Barna woods forest school

Angie Kinsella Our Projects 4
Angie Kinsella Our Projects 3
Angie Kinsella Our Projects 2
Angie Kinsella Our Projects 1
Experts:
Angie Kinsella
School:
Scoil Bhríde, Shantalla, Co.Galway
Subjects:
Science, Geography

September was the return to school for children, also the month where we begin a new cycle around the Celtic wheel. I started a programme in the beautiful Barna woods, Co.Galway in early September.

The first few weeks we entered into the woods and the children started to get to know the lay of the land. The forest floor still had plenty of flora present and the trees full of leaves all of which we began to explore with curiosity. Through various nature crafts and games my vision is to inspire and spark a love for nature.

As Albert Einstein once said “Look deep into nature and you will understand everything better”

I was met with a huge diversity of cultures within these groups, which was such a delight, to witness the universal language of play that softly unfolds in a natural setting and with the support of the forest school principals. I witnessed children whose language skills may have been a challenge in a classroom setting blossoming in this environment.

Some of these children had never been to a forest although it was only 10 minutes away from their school. One student with a physical disability had joined us each week in her wheelchair. With the care and support of her wonderful teachers who were so determined to make this experience all inclusive. She would often spend time with other students crafting or sometimes just take time out to relax in the hammock. There was always allocated time for free play. To climb trees, build forts, whittle sticks, or simple take time to relax in the hammock and enjoy the canopy of the trees.

As September came to an end, I began to share and explore through fire side stories and crafts the meaning of Samhain, more commonly known as Halloween. I shared with the children how on this land we once celebrated ‘New year’ at this time, how we honoured our ancestors, and how it was time to prepare ourselves for the winter ahead. We made shelters, practiced safe fire lighting and learning about wild foods. We also explored how the fauna and flora of the land are preparing themselves and responding to the changing seasons.

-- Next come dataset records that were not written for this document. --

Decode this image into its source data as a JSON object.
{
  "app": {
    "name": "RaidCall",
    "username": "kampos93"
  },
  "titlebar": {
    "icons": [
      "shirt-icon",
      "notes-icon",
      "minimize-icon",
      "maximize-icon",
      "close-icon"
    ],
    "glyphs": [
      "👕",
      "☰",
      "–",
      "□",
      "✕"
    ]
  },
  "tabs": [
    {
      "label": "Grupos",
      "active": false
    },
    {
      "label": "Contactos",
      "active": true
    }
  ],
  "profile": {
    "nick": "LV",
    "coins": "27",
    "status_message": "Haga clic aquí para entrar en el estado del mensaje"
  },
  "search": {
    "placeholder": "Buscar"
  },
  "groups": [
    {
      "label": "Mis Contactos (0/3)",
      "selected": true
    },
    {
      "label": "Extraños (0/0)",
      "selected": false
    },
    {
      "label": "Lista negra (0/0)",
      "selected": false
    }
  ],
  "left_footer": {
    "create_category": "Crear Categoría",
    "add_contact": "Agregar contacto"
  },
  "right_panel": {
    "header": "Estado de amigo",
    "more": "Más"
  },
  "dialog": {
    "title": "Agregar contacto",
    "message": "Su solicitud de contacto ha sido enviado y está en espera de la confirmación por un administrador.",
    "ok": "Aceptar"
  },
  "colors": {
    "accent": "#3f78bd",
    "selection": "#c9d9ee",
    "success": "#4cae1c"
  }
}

Each week that we met I asked the children to keep a close eye and to feel into what changes they noticed in the forest. As the leaves started to change colour and fall from the trees, I could certainly sense Nature starting to drop back into the underground. As the weeks passed our activities, crafts and games flowed in harmony with the seasons change.

I recently received this feedback from a teacher who attended some of these sessions with her class. “The children grew mentally, physically and emotionally. They laughed and cried and sang and screeched and splashed and pushed themselves and explored and shared and learned so much about themselves and each other.”

Receiving these words ignites my passion further, to continue to share my love of nature. Nature is such an incredible and supportive teacher to whom I will be eternally grateful.